Paralipomeni della narrazione climatica

Partiamo dalle presunte conseguenze e “rimedi”. Perché se ci infiliamo nel dibattito su Co2 e Gw (post hoc ergo propter hoc!) allora ci ritroviamo a confrontarci con il poco scientifico metodo del (presunto) e incontestabile consenso del 99,9 per cento degli scienziati. Categoria in cui non possono rientrare studiosi e ricercatori dissenzienti. Quello dei climatologi è un clan “for invitation only”: se non si supera l’autodafé climantropico non si è ammessi.

È utopistico progettare di decarbonizzare il pianeta attraverso la sostituzione delle fonti fossili con energie rinnovabili che richiedono, comunque, l’accoppiamento con impianti tradizionali per sopperire ai momenti in cui non c’è sole o vento. C’è poi l’impatto ambientale (quello sì catastrofico e sorvoliamo su quello paesaggistico) dell’intero ciclo della transizione elettrica, dalla estrazione dei minerali (nickel peggio del litio) al complicatissimo smaltimento. Con qualche trilione di dollari già spesi nella transizione verde, le energie rinnovabili coprono appena il 3 per cento del fabbisogno mondiale.

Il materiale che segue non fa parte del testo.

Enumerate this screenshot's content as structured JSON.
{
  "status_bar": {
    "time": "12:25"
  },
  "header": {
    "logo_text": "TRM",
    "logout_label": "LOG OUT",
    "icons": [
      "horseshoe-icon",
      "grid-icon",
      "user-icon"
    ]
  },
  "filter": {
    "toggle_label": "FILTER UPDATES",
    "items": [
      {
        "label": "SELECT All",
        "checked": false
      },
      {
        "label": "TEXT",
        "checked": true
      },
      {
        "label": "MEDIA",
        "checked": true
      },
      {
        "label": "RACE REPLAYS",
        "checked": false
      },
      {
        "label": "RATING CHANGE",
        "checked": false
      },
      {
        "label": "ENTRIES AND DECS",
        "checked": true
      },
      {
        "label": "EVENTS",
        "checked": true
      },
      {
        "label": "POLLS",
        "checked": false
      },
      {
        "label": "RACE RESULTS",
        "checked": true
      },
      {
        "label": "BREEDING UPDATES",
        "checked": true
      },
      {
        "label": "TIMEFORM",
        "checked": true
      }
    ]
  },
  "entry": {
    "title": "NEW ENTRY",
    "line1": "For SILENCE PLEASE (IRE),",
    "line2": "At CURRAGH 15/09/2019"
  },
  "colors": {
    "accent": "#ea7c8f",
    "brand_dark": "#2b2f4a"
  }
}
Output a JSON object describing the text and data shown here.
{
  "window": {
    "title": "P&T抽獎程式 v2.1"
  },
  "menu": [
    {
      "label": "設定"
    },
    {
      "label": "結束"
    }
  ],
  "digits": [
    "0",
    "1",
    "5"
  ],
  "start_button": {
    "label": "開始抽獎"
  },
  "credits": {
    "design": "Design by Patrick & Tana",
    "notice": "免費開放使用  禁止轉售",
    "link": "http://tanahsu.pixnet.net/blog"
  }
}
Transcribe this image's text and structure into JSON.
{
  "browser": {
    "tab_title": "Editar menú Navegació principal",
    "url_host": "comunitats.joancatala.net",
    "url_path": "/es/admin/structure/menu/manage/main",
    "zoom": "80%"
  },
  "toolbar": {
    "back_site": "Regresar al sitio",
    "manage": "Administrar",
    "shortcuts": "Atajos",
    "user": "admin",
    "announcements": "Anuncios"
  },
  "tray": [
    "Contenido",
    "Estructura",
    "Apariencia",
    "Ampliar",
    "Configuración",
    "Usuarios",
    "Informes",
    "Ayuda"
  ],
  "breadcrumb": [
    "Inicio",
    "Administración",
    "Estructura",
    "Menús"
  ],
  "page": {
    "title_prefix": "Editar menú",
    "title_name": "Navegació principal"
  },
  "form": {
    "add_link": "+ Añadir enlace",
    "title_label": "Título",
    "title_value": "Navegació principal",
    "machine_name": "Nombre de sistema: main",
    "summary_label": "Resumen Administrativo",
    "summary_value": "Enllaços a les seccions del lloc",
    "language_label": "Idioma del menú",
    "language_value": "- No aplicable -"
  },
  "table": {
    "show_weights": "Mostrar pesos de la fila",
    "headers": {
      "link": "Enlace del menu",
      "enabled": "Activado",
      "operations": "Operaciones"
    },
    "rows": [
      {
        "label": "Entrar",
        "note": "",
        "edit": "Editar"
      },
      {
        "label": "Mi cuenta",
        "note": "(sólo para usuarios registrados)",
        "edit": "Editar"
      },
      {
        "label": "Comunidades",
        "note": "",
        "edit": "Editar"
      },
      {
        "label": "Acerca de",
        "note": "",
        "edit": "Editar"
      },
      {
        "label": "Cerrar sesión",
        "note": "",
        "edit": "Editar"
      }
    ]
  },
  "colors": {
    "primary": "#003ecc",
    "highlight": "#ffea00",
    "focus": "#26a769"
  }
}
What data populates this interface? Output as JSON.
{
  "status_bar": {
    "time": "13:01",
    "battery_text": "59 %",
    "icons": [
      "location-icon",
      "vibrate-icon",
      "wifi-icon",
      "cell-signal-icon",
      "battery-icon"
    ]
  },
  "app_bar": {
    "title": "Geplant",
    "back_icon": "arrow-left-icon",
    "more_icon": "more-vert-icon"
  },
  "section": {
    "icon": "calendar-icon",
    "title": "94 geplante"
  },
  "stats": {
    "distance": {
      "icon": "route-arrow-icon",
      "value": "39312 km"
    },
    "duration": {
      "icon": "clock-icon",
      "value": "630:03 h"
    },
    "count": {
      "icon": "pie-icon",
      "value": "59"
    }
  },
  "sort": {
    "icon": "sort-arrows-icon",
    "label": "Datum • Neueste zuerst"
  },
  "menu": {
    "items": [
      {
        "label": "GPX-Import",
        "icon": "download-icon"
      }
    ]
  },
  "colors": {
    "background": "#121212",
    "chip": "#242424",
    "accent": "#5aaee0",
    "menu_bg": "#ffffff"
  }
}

Neppure il nucleare potrebbe soppiantare, a livello globale, carbone, olio e gas, a causa dei suoi enormi costi, inaccessibili alla parte meno sviluppata del pianeta. Costringere i 2/3 dell’umanità a rinunciare al fossile significherebbe pregiudicarne gravemente lo sviluppo. I climatologi diventano anche sociologi, economisti e politologi quando associano ai loro fragili modelli previsionali anche scenari di fallimenti economici, impoverimenti continentali, fame, epidemie, carestie, sommovimenti e migrazioni di massa e altre piaghe bibliche, causati dall’aumento delle temperature e collegate sciagure (anche se oggi a bassa voce ammettono che l’estinzione umana sia una iperbole per tenere alto il livello di allarme). E come antidoto propongono il cambiamento dei nostri modelli di sviluppo, auspicano politiche redistributive e condizionamenti delle nostre scelte alimentari, di abbigliamento, abitative e di spostamento. La colpa è del libero mercato, delle nostre scelte consumistiche e dei nostri stili di vita: il rimedio è la “decrescita felice e la giustizia sociale”. Insomma, “green is the new red”. E, come ironizzava Indro Montanelli, i comunisti hanno così tanto a cuore i poveri che, quando vanno al potere, ne aumentano sempre di numero.